Hacker News new | ask | show | jobs
by snvzz 815 days ago
>It is a lot harder with variable-length instrs where the length cannot even be calculated from the first byte - you need to read 10 bytes in the worst case to find an instr's len in x86. In aarch64 you need to read 0 bytes to know the length - it is 4

x86's approach to variable-length instructions is unfortunate.

In contrast, RISC-V leverages variable-length encoding to get the best code density among 64bit ISAs while sidestepping the instruction boundary problem.

(I digress, but note that while for the 32bit ISA RISC-V code density was competitive yet bested by ARM thumb2, it has since improved; RISC-V has the best density overall)

1 comments

The length of a RISC-V instruction is in the first byte though, not the tenth.

Note that RISC-V's code density with the C extension is in bytes, not in number of instructions. The core integer ISA was designed to be extensible from small embedded MCUs, so every other chip has to use it. High-performance RISC-V cores depend a lot on macro-op fusion to run as fast as 64-bit ARM.
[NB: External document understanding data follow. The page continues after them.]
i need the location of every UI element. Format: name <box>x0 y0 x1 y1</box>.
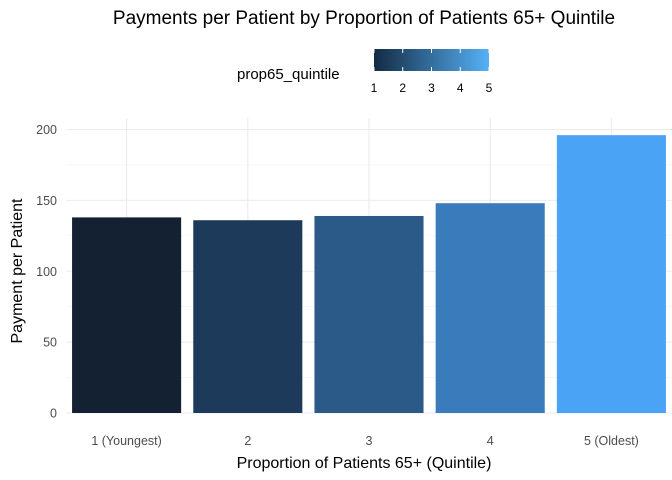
legend-tick-label: 3 <box>428 81 435 95</box>
bars <box>72 135 666 414</box>
y-axis: 0 50 100 150 200 <box>36 123 57 421</box>
legend: prop65_quintile 1 2 3 4 5 <box>237 49 493 95</box>
y-tick-label: 0 <box>50 407 57 421</box>
x-tick-label: 4 <box>487 434 494 448</box>
y-axis-title: Payment per Patient <box>9 198 26 344</box>
bar <box>435 203 545 413</box>
legend-colorbar <box>374 49 489 71</box>
y-tick-label: 50 <box>43 336 57 350</box>
legend-tick-label: 2 <box>399 81 406 95</box>
legend-tick-label: 5 <box>486 81 493 95</box>
bar <box>314 215 424 413</box>
bar <box>193 220 303 413</box>
x-tick-label: 5 (Oldest) <box>584 434 639 448</box>
legend-title: prop65_quintile <box>237 66 340 83</box>
x-axis: 1 (Youngest) 2 3 4 5 (Oldest) <box>91 434 638 448</box>
chart-title: Payments per Patient by Proportion of Pa… <box>113 8 615 29</box>
bar <box>556 135 666 414</box>
legend-tick-label: 1 <box>371 81 378 95</box>
x-tick-label: 2 <box>244 434 251 448</box>
y-tick-label: 100 <box>36 265 57 279</box>
y-tick-label: 150 <box>36 194 57 208</box>
x-tick-label: 3 <box>366 434 373 448</box>
y-tick-label: 200 <box>36 123 57 137</box>
x-axis-title: Proportion of Patients 65+ (Quintile) <box>237 455 492 472</box>
legend-tick-label: 4 <box>457 81 464 95</box>
bar <box>72 217 182 413</box>
x-tick-label: 1 (Youngest) <box>91 434 161 448</box>
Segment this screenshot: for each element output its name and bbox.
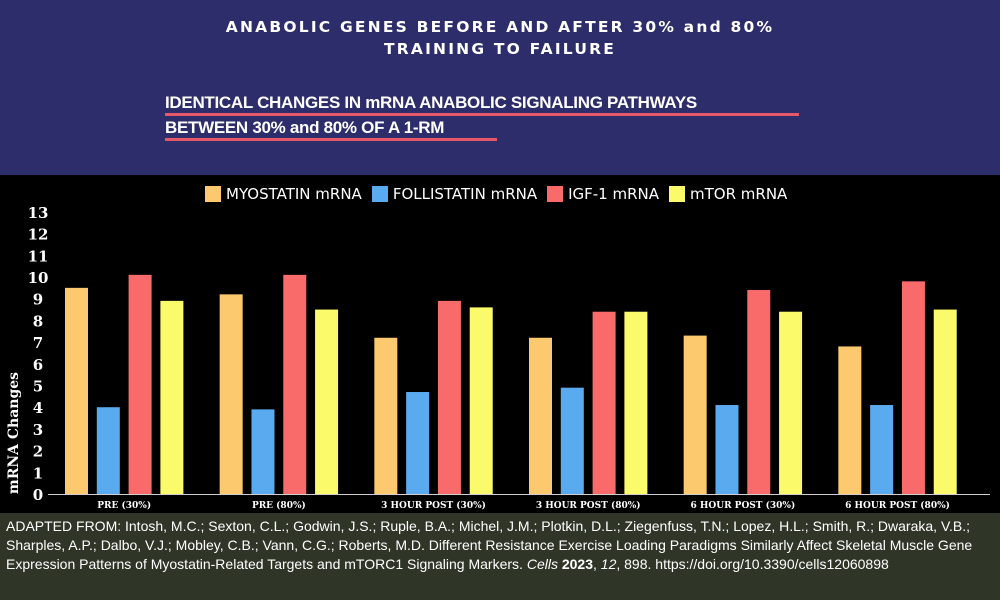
bar	[901, 281, 925, 494]
bar	[838, 346, 862, 494]
bar	[870, 405, 894, 494]
bar	[469, 307, 493, 494]
legend-swatch-follistatin	[371, 186, 388, 202]
y-tick-label: 12	[28, 226, 49, 244]
y-tick-label: 8	[33, 312, 43, 330]
bar	[624, 311, 648, 494]
legend-item-myostatin: MYOSTATIN mRNA	[205, 185, 362, 203]
header-panel: ANABOLIC GENES BEFORE AND AFTER 30% and …	[0, 0, 1000, 175]
bar	[251, 409, 275, 494]
y-tick-label: 10	[28, 269, 49, 287]
legend-swatch-myostatin	[205, 186, 221, 202]
y-axis-label: mRNA Changes	[6, 372, 22, 494]
legend-swatch-igf1	[547, 186, 564, 202]
y-tick-label: 6	[33, 356, 43, 374]
legend-label-mtor: mTOR mRNA	[690, 185, 788, 203]
bar	[406, 392, 430, 494]
y-tick-label: 1	[33, 464, 43, 482]
subtitle-line2: BETWEEN 30% and 80% OF A 1-RM	[165, 118, 445, 137]
y-tick-label: 13	[28, 204, 49, 222]
x-tick-label: 6 HOUR POST (80%)	[845, 500, 950, 511]
x-tick-label: 3 HOUR POST (30%)	[381, 500, 486, 511]
bar	[560, 387, 584, 494]
legend-item-follistatin: FOLLISTATIN mRNA	[371, 185, 538, 203]
bar	[283, 274, 307, 494]
subtitle-line1: IDENTICAL CHANGES IN mRNA ANABOLIC SIGNA…	[165, 93, 697, 112]
bar	[933, 309, 957, 494]
bar	[315, 309, 339, 494]
bar	[65, 287, 88, 494]
x-tick-label: 3 HOUR POST (80%)	[536, 500, 641, 511]
bar	[96, 407, 120, 494]
subtitle-underline-1	[165, 113, 799, 116]
chart-panel: MYOSTATIN mRNA FOLLISTATIN mRNA IGF-1 mR…	[0, 175, 1000, 513]
y-tick-label: 2	[33, 443, 43, 461]
citation-doi-link[interactable]: https://doi.org/10.3390/cells12060898	[655, 556, 889, 572]
citation-volume: 12	[600, 556, 617, 572]
y-tick-label: 7	[33, 334, 43, 352]
legend-label-igf1: IGF-1 mRNA	[568, 185, 660, 203]
bar	[747, 290, 771, 494]
bar	[160, 300, 184, 494]
chart-legend: MYOSTATIN mRNA FOLLISTATIN mRNA IGF-1 mR…	[205, 183, 787, 205]
bar	[592, 311, 616, 494]
bar	[683, 335, 707, 494]
subtitle-underline-2	[165, 138, 497, 141]
bar	[374, 337, 398, 494]
citation-text: ADAPTED FROM: Intosh, M.C.; Sexton, C.L.…	[6, 517, 991, 574]
x-tick-label: PRE (30%)	[97, 500, 151, 511]
x-tick-label: 6 HOUR POST (30%)	[690, 500, 795, 511]
x-tick-label: PRE (80%)	[252, 500, 306, 511]
y-tick-label: 11	[28, 247, 49, 265]
citation-prefix: ADAPTED FROM: Intosh, M.C.; Sexton, C.L.…	[6, 518, 973, 572]
chart-title-line2: TRAINING TO FAILURE	[383, 40, 617, 58]
citation-pages: , 898.	[616, 556, 656, 572]
citation-year: 2023	[561, 556, 593, 572]
legend-label-follistatin: FOLLISTATIN mRNA	[392, 185, 538, 203]
legend-swatch-mtor	[669, 186, 686, 202]
bar	[779, 311, 803, 494]
chart-title-line1: ANABOLIC GENES BEFORE AND AFTER 30% and …	[225, 18, 775, 36]
y-tick-label: 9	[33, 291, 43, 309]
y-tick-label: 0	[33, 486, 43, 504]
bar	[715, 405, 739, 494]
bar	[437, 300, 461, 494]
bar	[219, 294, 243, 494]
legend-item-igf1: IGF-1 mRNA	[547, 185, 659, 203]
legend-item-mtor: mTOR mRNA	[669, 185, 787, 203]
y-tick-label: 5	[33, 378, 43, 396]
bar	[128, 274, 152, 494]
chart-title: ANABOLIC GENES BEFORE AND AFTER 30% and …	[0, 16, 1000, 60]
y-tick-label: 3	[33, 421, 43, 439]
bar	[529, 337, 552, 494]
citation-journal: Cells	[526, 556, 558, 572]
y-tick-label: 4	[33, 399, 43, 417]
citation-panel: ADAPTED FROM: Intosh, M.C.; Sexton, C.L.…	[0, 513, 1000, 600]
legend-label-myostatin: MYOSTATIN mRNA	[226, 185, 362, 203]
citation-comma: ,	[593, 556, 601, 572]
>not in number of instructions.

This comes up very often, but is an unfounded concern. Not only is instruction count competitively low, but as it turns out, critical paths of inter-dependent instructions are, at worst (w/o fusion nor 2019+ extensions), no worse than aarch64[0].

>The core integer ISA was designed to be extensible from small embedded MCUs, so every other chip has to use it.

There's so much to unpack here. Firstly, the ISA, as documented in the specification itself[1], is described as "An ISA separated into a small base integer ISA, usable by itself as a base for customized accelerators or for educational purposes, and optional standard extensions, to support general-purpose software development." Note there's no reference to small embedded MCUs in there.

Furthermore, the spec elaborates "An ISA that avoids “over-architecting” for a particular microarchitecture style (e.g., mi- crocoded, in-order, decoupled, out-of-order) or implementation technology (e.g., full-custom ASIC, FPGA), but which allows efficient implementation in any of these.".

>High-performance RISC-V cores depend a lot on macro-op fusion to run as fast as 64-bit ARM.

First news. There seems to be some confusion here. 64-bit ARM (aarch64) is implemented in a range of microarchitectures, targeting different uses. I will go ahead and assume (for convenience) that you meant specifically very high performance implementations, as used in workstations and servers.

These tend to be superscalar and very wide (ARM M1 and Tenstorrent Ascalon are 8-wide). Their execution units tend to be simpler, and instead there's more of them and some can only do specific tasks. Typically, for these macro-op fuse-able instructions, an ARM microarchitecture will have to emit multiple micro-ops, whereas in RISC-V they already come as separate instructions.

0. https://dl.acm.org/doi/pdf/10.1145/3624062.3624233

1. https://riscv.org/technical/specifications/ (unprivileged architecture)